The interesting part was never the experiment. The interesting part was the conversation afterwards.
Which result should we prefer?
There is no universally correct answer. The answer depends on context. A company trying to grow market share may optimise differently from a company trying to improve profitability. A new product may optimise differently from a mature one. The same experiment can produce different decisions depending on the business objective.
Experiments reveal tradeoffs. They don’t remove them.
Local optimisation versus global optimisation
Another lesson took me longer to learn.
Improving one part of a system does not necessarily improve the whole system.
Imagine a customer segment that tolerates higher prices.
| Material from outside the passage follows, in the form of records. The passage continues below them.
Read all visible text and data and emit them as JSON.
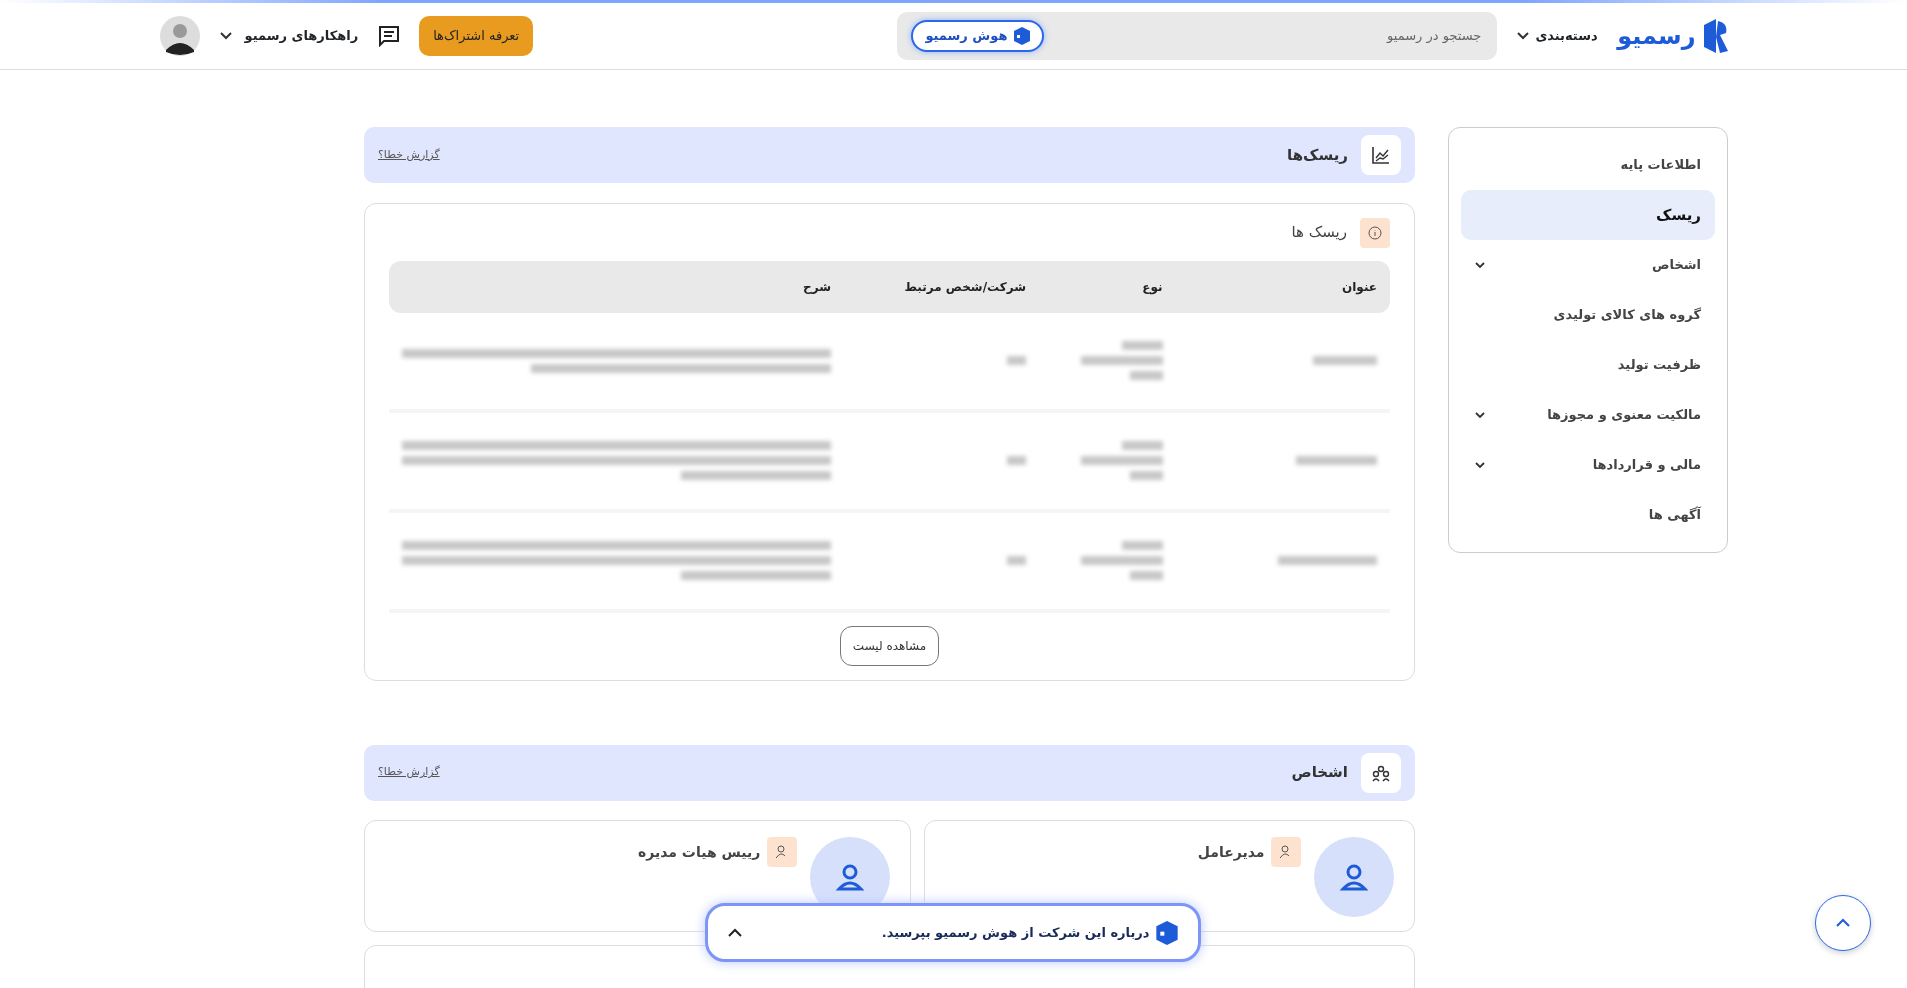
{
  "header": {
    "logo": "رسمیو",
    "categories": "دسته‌بندی",
    "search": {
      "placeholder": "جستجو در رسمیو"
    },
    "ai_button": "هوش رسمیو",
    "subscription_button": "تعرفه اشتراک‌ها",
    "solutions_menu": "راهکارهای رسمیو"
  },
  "sidebar": {
    "items": [
      {
        "label": "اطلاعات پایه",
        "selected": false,
        "expandable": false
      },
      {
        "label": "ریسک",
        "selected": true,
        "expandable": false
      },
      {
        "label": "اشخاص",
        "selected": false,
        "expandable": true
      },
      {
        "label": "گروه های کالای تولیدی",
        "selected": false,
        "expandable": false
      },
      {
        "label": "ظرفیت تولید",
        "selected": false,
        "expandable": false
      },
      {
        "label": "مالکیت معنوی و مجوزها",
        "selected": false,
        "expandable": true
      },
      {
        "label": "مالی و قراردادها",
        "selected": false,
        "expandable": true
      },
      {
        "label": "آگهی ها",
        "selected": false,
        "expandable": false
      }
    ]
  },
  "risks_section": {
    "title": "ریسک‌ها",
    "report_link": "گزارش خطا؟",
    "card": {
      "title": "ریسک ها",
      "table": {
        "columns": [
          "عنوان",
          "نوع",
          "شرکت/شخص مرتبط",
          "شرح"
        ],
        "rows": [
          {
            "kind": "blurred"
          },
          {
            "kind": "blurred"
          },
          {
            "kind": "blurred"
          }
        ]
      },
      "view_list_button": "مشاهده لیست"
    }
  },
  "persons_section": {
    "title": "اشخاص",
    "report_link": "گزارش خطا؟",
    "cards": [
      {
        "role": "مدیرعامل"
      },
      {
        "role": "رییس هیات مدیره"
      }
    ]
  },
  "ai_prompt": {
    "text": "درباره این شرکت از هوش رسمیو بپرسید."
  }
}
Optimising that segment might increase revenue. But what if the change affects customer perception elsewhere? What if it creates operational complexity? What if it makes future experimentation harder?
Local improvements can create global costs. Pricing decisions exist inside larger systems. The best decision for one metric isn’t always the best decision for the business.
Constraints are not limitations
Engineers often treat constraints as obstacles.
Pricing taught me to see them differently. Constraints are what make optimisation meaningful.
Without constraints, the answer is usually trivial:
Maximise revenue → raise prices.
Constraints force better questions:
Maximise revenue, while maintaining conversion, while protecting trust, while remaining explainable, while supporting future experiments.
Now the problem becomes interesting.
The most valuable pricing conversations I participated in were rarely about numbers. They were about constraints.
What I learned
The biggest shift in my thinking happened when I stopped viewing pricing as a search for the correct value.
There is rarely a single correct value. There are tradeoffs. Objectives. Constraints. Competing outcomes.
Pricing isn’t the art of finding the highest price. It is the discipline of choosing which tradeoffs matter.
That realisation made experimentation more valuable. It made segmentation more useful. And it made customer behaviour more understandable. Because the purpose of all those capabilities was never finding an answer. It was helping us make better decisions.
Closing reflection
If you walked into a pricing discussion expecting to leave with a number, you usually left disappointed. The number was the easy part. The hard part was naming the constraints that made the number defensible.
What we eventually got better at, when we got better at pricing tradeoffs, wasn’t a better model or a bolder opinion. It was practice. We had made the same kind of decision often enough that we could disagree about it without making it personal. We had a shared sense of which sacrifices the company was actually willing to accept, and which ones it only pretended to.
A tradeoff that nobody in the room can name isn’t a decision. It’s a wish.